Il presidente della Fondazione Terina, Gennarino Masi, riepiloga le trattative degli ultimi mesi tra le parti, specificando che «mai avrei avanzato la candidatura dei nostri locali al Ministero per i maxi processi se avessi avuto gli stessi occupati ancora dalle attività del call center». Ultimo incontro avvenuto martedì «in cui ho ribadito la nostra volontà di poter concedere anche un altro immobile vista la possibilità di dover allestire un numero minore di postazioni. Non abbiamo trovato però aperture in tal senso, i lavori sulla sala server son andati avanti e si sta smantellando tutto quanto riguarda le postazioni del call center per lasciare lo stabile». La strada intrapresa è quella di rafforzare il telelavoro, con i circa 150 dipendenti attualmente in servizio nell’area industriale che in parte dovrebbero andare nella sede della casa madre vicino Catanzaro.

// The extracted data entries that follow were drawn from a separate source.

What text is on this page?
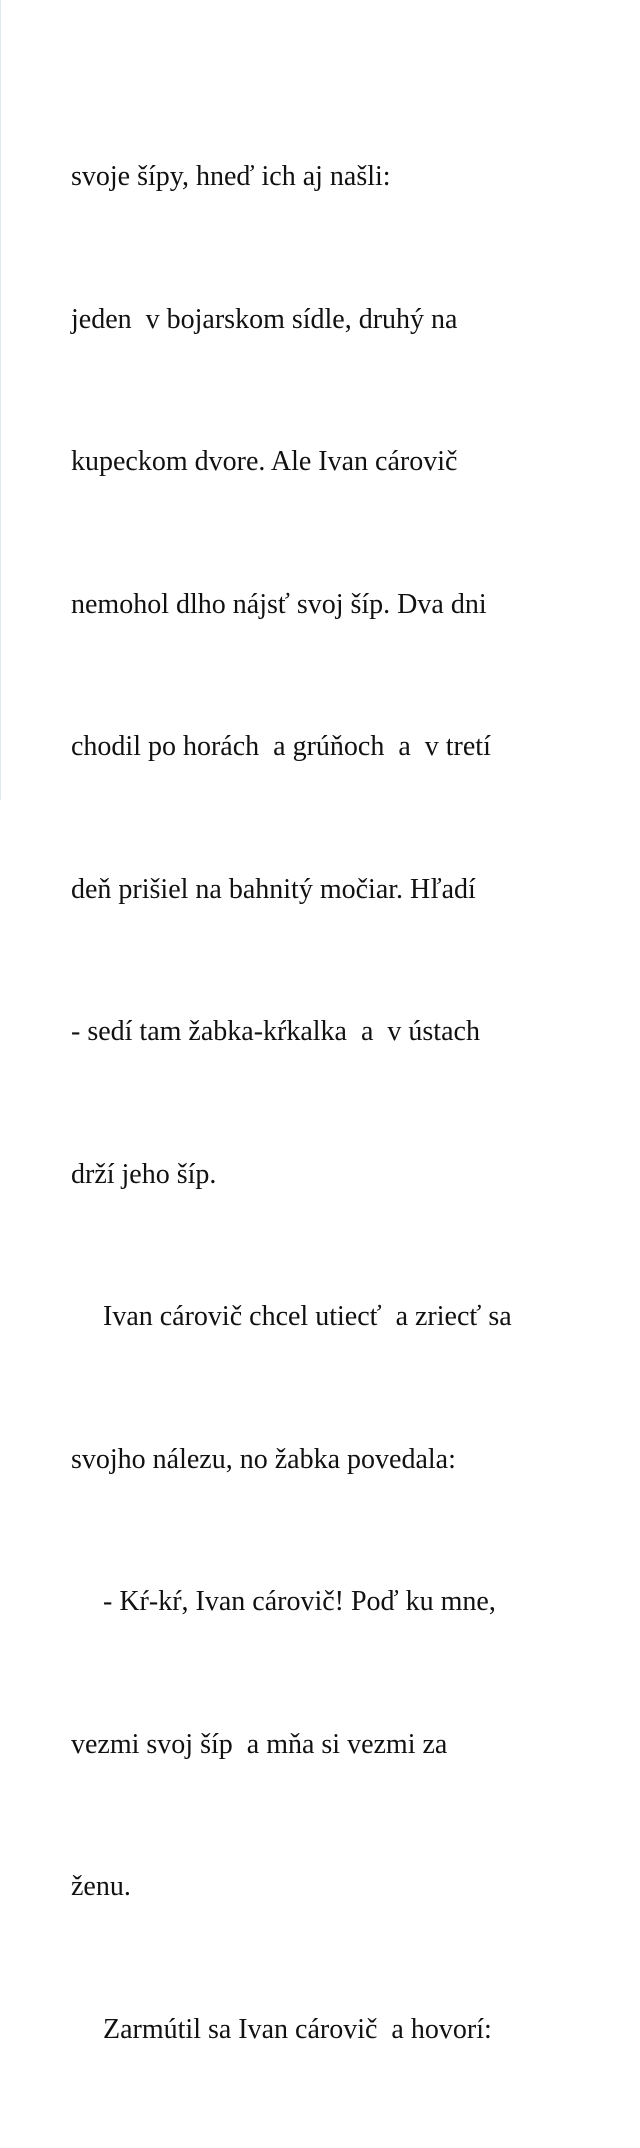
svoje šípy, hneď ich aj našli:

jeden  v bojarskom sídle, druhý na

kupeckom dvore. Ale Ivan cárovič

nemohol dlho nájsť svoj šíp. Dva dni

chodil po horách  a grúňoch  a  v tretí

deň prišiel na bahnitý močiar. Hľadí

- sedí tam žabka-kŕkalka  a  v ústach

drží jeho šíp.

Ivan cárovič chcel utiecť  a zriecť sa

svojho nálezu, no žabka povedala:

- Kŕ-kŕ, Ivan cárovič! Poď ku mne,

vezmi svoj šíp  a mňa si vezmi za

ženu.

Zarmútil sa Ivan cárovič  a hovorí:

Masi nell’elencare le varie spese previste nel contratto (vigilanza, manutenzione del verde, utenze, oneri, etc) sottolinea che «le condizioni son quelle che l’Abramo ha ereditato dall’Infocontact, che per certe voci son minori rispetto a quanto dovuto da altri», non nascondendo che «finché ci sarò io come presidente massima apertura, ma un corrispettivo economico deve essere versato» citando altri contratti in essere come Inail, Asp, Cnr sottoscritti prima ed economicamente attualmente non vantaggiosi per la fondazione sul piano economico.

Il presidente della fondazione sollecita il Comune ad impegnarsi a rendere più attrattiva l’area industriale con incentivi ed investimenti, tema che però nell’essere sviscerato mette in luce la pluralità di competenza (Corap, Lameziaeuropa, Fondazione Terina tra le società partecipate attualmente insediate), i progetti sulla carta esistenti ma al momento solo in potenza (Zes, contratti istituzionali di sviluppo, centro per servizi, etc), ma anche l’assenza di politiche e strategie di respiro più ampio del breve periodo.

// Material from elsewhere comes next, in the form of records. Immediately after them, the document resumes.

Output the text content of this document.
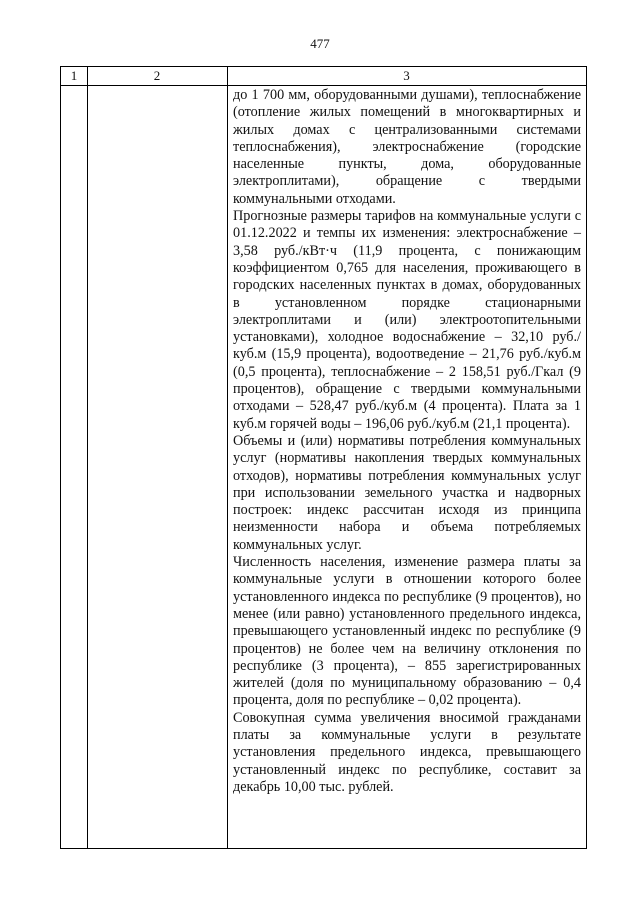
477
1	2	3

до 1 700 мм, оборудованными душами), теплоснабжение (отопление жилых помещений в многоквартирных и жилых домах с централизованными системами теплоснабжения), электроснабжение (городские населенные пункты, дома, оборудованные электроплитами), обращение с твердыми коммунальными отходами.

Прогнозные размеры тарифов на коммунальные услуги с 01.12.2022 и темпы их изменения: электроснабжение – 3,58 руб./кВт·ч (11,9 процента, с понижающим коэффициентом 0,765 для населения, проживающего в городских населенных пунктах в домах, оборудованных в установленном порядке стационарными электроплитами и (или) электроотопительными установками), холодное водоснабжение – 32,10 руб./куб.м (15,9 процента), водоотведение – 21,76 руб./куб.м (0,5 процента), теплоснабжение – 2 158,51 руб./Гкал (9 процентов), обращение с твердыми коммунальными отходами – 528,47 руб./куб.м (4 процента). Плата за 1 куб.м горячей воды – 196,06 руб./куб.м (21,1 процента).

Объемы и (или) нормативы потребления коммунальных услуг (нормативы накопления твердых коммунальных отходов), нормативы потребления коммунальных услуг при использовании земельного участка и надворных построек: индекс рассчитан исходя из принципа неизменности набора и объема потребляемых коммунальных услуг.

Численность населения, изменение размера платы за коммунальные услуги в отношении которого более установленного индекса по республике (9 процентов), но менее (или равно) установленного предельного индекса, превышающего установленный индекс по республике (9 процентов) не более чем на величину отклонения по республике (3 процента), – 855 зарегистрированных жителей (доля по муниципальному образованию – 0,4 процента, доля по республике – 0,02 процента).

Совокупная сумма увеличения вносимой гражданами платы за коммунальные услуги в результате установления предельного индекса, превышающего установленный индекс по республике, составит за декабрь 10,00 тыс. рублей.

La posizione dei sindacati è quella di puntare sulla contrattazione cercando di far valere il confronto tra minori spese, ma senza inseguire una gratuità non attuabile, in funzione di un ritorno di immagine e qualità del lavoro dei dipendenti che avrebbero disagi maggiori nel recarsi sull’altra sponda della provincia rispetto alla posizione più baricentrica dell’area industriale lametina. Si gioca anche la carta dell’indotto che, seppure minimo, si sposterebbe, cercando di tenere aperta la trattativa per poter sfruttare le occasioni che il nuovo contratto nazionale di settore aprirebbe tra clausole sociali per i lavoratori e vincolo di attività nelle sedi in cui si è ottenuto il contratto.

La realtà più contingente è che lunedì tecnici ministero e demanio effettueranno un nuovo sopralluogo nello stabile, mentre il 15 luglio è prevista la fine del servizio call center nella sede di Lamezia Terme, mentre il sopralluogo tra il capannone in fase di sgombero e quelli liberi si conclude nei laboratori della fondazione, oggi fermi tra personale che dovrebbe arrivare e convenzioni da firmare ed attuare con altri enti.